É importante destacar que a isenção aplica-se apenas aos rendimentos de aposentadoria, pensão ou reforma. Outros rendimentos, como aluguéis ou salários de atividade empregatícia, permanecem tributáveis.

Restituição do Imposto de Renda em caso de doença

A restituição do Imposto de Renda em casos de doenças graves é um direito do contribuinte que teve imposto retido indevidamente sobre rendimentos de aposentadoria, pensão ou reforma antes de obter o reconhecimento de isenção.

Essa situação ocorre quando o contribuinte se qualifica para a isenção prevista na Lei n.º 7.713/1988, mas já havia tido imposto descontado antes do reconhecimento dessa condição.

Após o reconhecimento da isenção, o contribuinte pode revisar declarações de Imposto de Renda dos últimos cinco anos para incluir os rendimentos como isentos.

Para isso, basta acessar o programa de declaração do ano correspondente e enviar uma declaração retificadora, ajustando os rendimentos na ficha “Rendimentos Isentos e Não Tributáveis”. O valor pago indevidamente será identificado automaticamente nas declarações retificadas.

É possível pedir restituição de IR anteriores?

Sim, é possível pedir restituição de imposto de renda de anos anteriores, desde que respeitado o prazo legal de até 5 anos. Após esse período, os valores deixam de ser restituíveis.

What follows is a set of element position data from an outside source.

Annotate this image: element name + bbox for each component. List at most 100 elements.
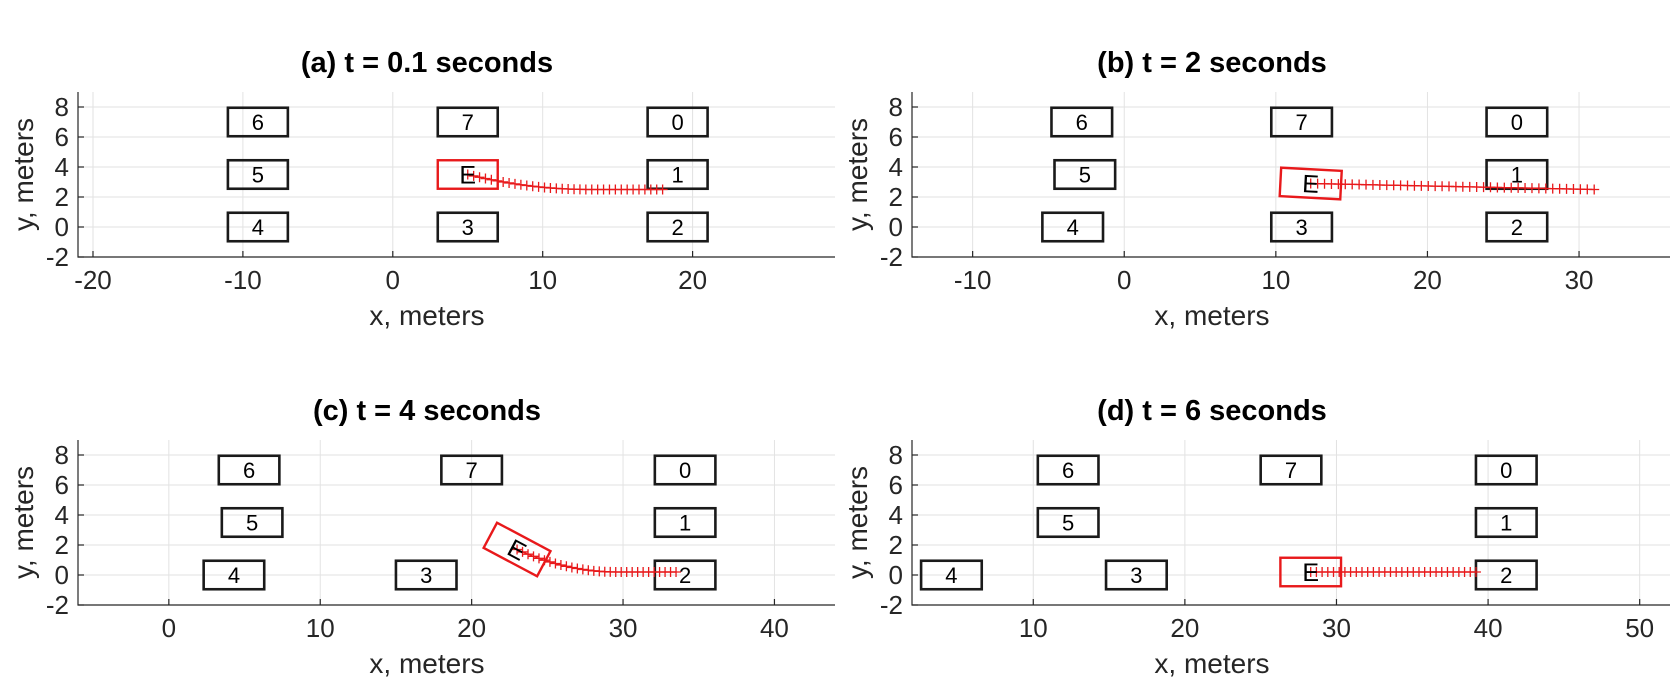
vehicle-label: 4 bbox=[228, 563, 240, 588]
vehicle-label: 6 bbox=[1076, 110, 1088, 135]
trajectory-point bbox=[462, 169, 473, 180]
vehicle-label: 7 bbox=[1295, 110, 1307, 135]
vehicle-label: 5 bbox=[1079, 163, 1091, 188]
x-tick-label: 10 bbox=[1019, 613, 1048, 643]
axis-lines bbox=[77, 92, 835, 258]
vehicle-box bbox=[217, 454, 281, 486]
y-axis-label: y, meters bbox=[842, 466, 873, 579]
x-axis-label: x, meters bbox=[1154, 300, 1269, 331]
vehicle-label: 6 bbox=[252, 110, 264, 135]
vehicle-label: 1 bbox=[1511, 163, 1523, 188]
vehicle-5: 5 bbox=[1053, 158, 1117, 191]
vehicle-4: 4 bbox=[1041, 211, 1105, 243]
y-tick-label: 2 bbox=[889, 530, 903, 560]
trajectory-point bbox=[509, 178, 520, 189]
vehicle-box bbox=[653, 506, 717, 539]
vehicle-6: 6 bbox=[217, 454, 281, 486]
vehicle-0: 0 bbox=[1474, 454, 1538, 486]
y-axis-label: y, meters bbox=[8, 118, 39, 231]
trajectory-point bbox=[1589, 184, 1600, 195]
vehicle-box bbox=[1474, 454, 1538, 486]
vehicle-7: 7 bbox=[1259, 454, 1323, 486]
trajectory-point bbox=[512, 544, 523, 555]
vehicle-box bbox=[653, 454, 717, 486]
vehicle-3: 3 bbox=[436, 211, 500, 243]
vehicle-box bbox=[646, 211, 709, 243]
vehicle-box bbox=[646, 158, 709, 191]
vehicle-box bbox=[1485, 158, 1549, 191]
vehicle-2: 2 bbox=[646, 211, 709, 243]
y-tick-label: 8 bbox=[889, 440, 903, 470]
vehicle-4: 4 bbox=[202, 559, 266, 591]
x-tick-label: 20 bbox=[457, 613, 486, 643]
y-tick-label: 6 bbox=[55, 122, 69, 152]
trajectory-point bbox=[657, 184, 668, 195]
vehicle-label: 7 bbox=[462, 110, 474, 135]
x-tick-label: 0 bbox=[386, 265, 400, 295]
vehicle-0: 0 bbox=[646, 106, 709, 138]
ego-label: E bbox=[1302, 170, 1320, 199]
trajectory-point bbox=[671, 567, 682, 577]
trajectory-point bbox=[572, 563, 583, 574]
vehicle-label: 2 bbox=[1511, 215, 1523, 240]
vehicle-1: 1 bbox=[1485, 158, 1549, 191]
vehicle-label: 0 bbox=[679, 458, 691, 483]
trajectory-point bbox=[561, 561, 572, 572]
vehicle-label: 3 bbox=[420, 563, 432, 588]
vehicle-1: 1 bbox=[653, 506, 717, 539]
y-axis-label: y, meters bbox=[842, 118, 873, 231]
x-tick-label: 10 bbox=[1261, 265, 1290, 295]
ego-trajectory bbox=[1305, 567, 1481, 577]
vehicle-5: 5 bbox=[1036, 506, 1100, 539]
y-tick-label: 2 bbox=[889, 182, 903, 212]
ego-vehicle: E bbox=[436, 159, 499, 190]
y-tick-label: 2 bbox=[55, 530, 69, 560]
x-tick-label: 10 bbox=[306, 613, 335, 643]
vehicle-4: 4 bbox=[226, 211, 290, 243]
vehicle-box bbox=[653, 559, 717, 591]
trajectory-point bbox=[544, 556, 555, 567]
vehicle-label: 4 bbox=[1067, 215, 1079, 240]
y-tick-label: 6 bbox=[55, 470, 69, 500]
ego-vehicle: E bbox=[1279, 556, 1343, 588]
vehicle-box bbox=[220, 506, 284, 539]
trajectory-point bbox=[555, 559, 566, 570]
vehicle-box bbox=[202, 559, 266, 591]
vehicle-label: 6 bbox=[1062, 458, 1074, 483]
ego-label: E bbox=[1302, 559, 1319, 587]
vehicle-label: 2 bbox=[679, 563, 691, 588]
trajectory-point bbox=[468, 170, 479, 181]
x-tick-label: 0 bbox=[162, 613, 176, 643]
x-tick-label: 30 bbox=[1322, 613, 1351, 643]
y-tick-label: 0 bbox=[55, 212, 69, 242]
trajectory-point bbox=[521, 180, 532, 191]
vehicle-box bbox=[1053, 158, 1117, 191]
vehicle-7: 7 bbox=[1269, 106, 1334, 138]
vehicle-2: 2 bbox=[653, 559, 717, 591]
vehicle-5: 5 bbox=[226, 158, 290, 191]
vehicle-label: 0 bbox=[671, 110, 683, 135]
trajectory-point bbox=[474, 172, 485, 183]
trajectory-point bbox=[577, 564, 588, 575]
x-tick-label: -10 bbox=[224, 265, 262, 295]
y-tick-label: 4 bbox=[55, 500, 69, 530]
vehicle-label: 6 bbox=[243, 458, 255, 483]
vehicle-label: 5 bbox=[1062, 511, 1074, 536]
y-tick-label: 6 bbox=[889, 122, 903, 152]
x-tick-label: -10 bbox=[954, 265, 992, 295]
vehicle-label: 5 bbox=[252, 163, 264, 188]
vehicle-label: 5 bbox=[246, 511, 258, 536]
vehicle-box bbox=[919, 559, 984, 591]
vehicle-label: 3 bbox=[1130, 563, 1142, 588]
ego-box bbox=[482, 521, 553, 578]
x-axis-label: x, meters bbox=[369, 300, 484, 331]
y-tick-label: -2 bbox=[880, 590, 903, 620]
vehicle-box bbox=[646, 106, 709, 138]
vehicle-box bbox=[226, 106, 290, 138]
y-tick-label: 2 bbox=[55, 182, 69, 212]
y-tick-label: -2 bbox=[46, 590, 69, 620]
vehicle-box bbox=[1036, 454, 1100, 486]
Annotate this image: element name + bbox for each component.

Para pedir a restituição, o contribuinte deve seguir estes passos:

  • identifique o ano em que o imposto foi pago indevidamente: revise as declarações anteriores para localizar o erro ou omissão;
  • corrija a declaração com uma retificação: acesse o programa de declaração do ano correspondente (disponível no site da Receita Federal). Faça as correções necessárias e envie uma declaração retificadora;
  • informe o motivo da restituição: durante o preenchimento da retificadora, ajuste os valores na ficha correspondente e sinalize o saldo a restituir;
  • acompanhe pelo portal e-CAC: acesse o Centro Virtual de Atendimento ao Contribuinte (e-CAC) no site da Receita Federal para acompanhar o processamento do pedido.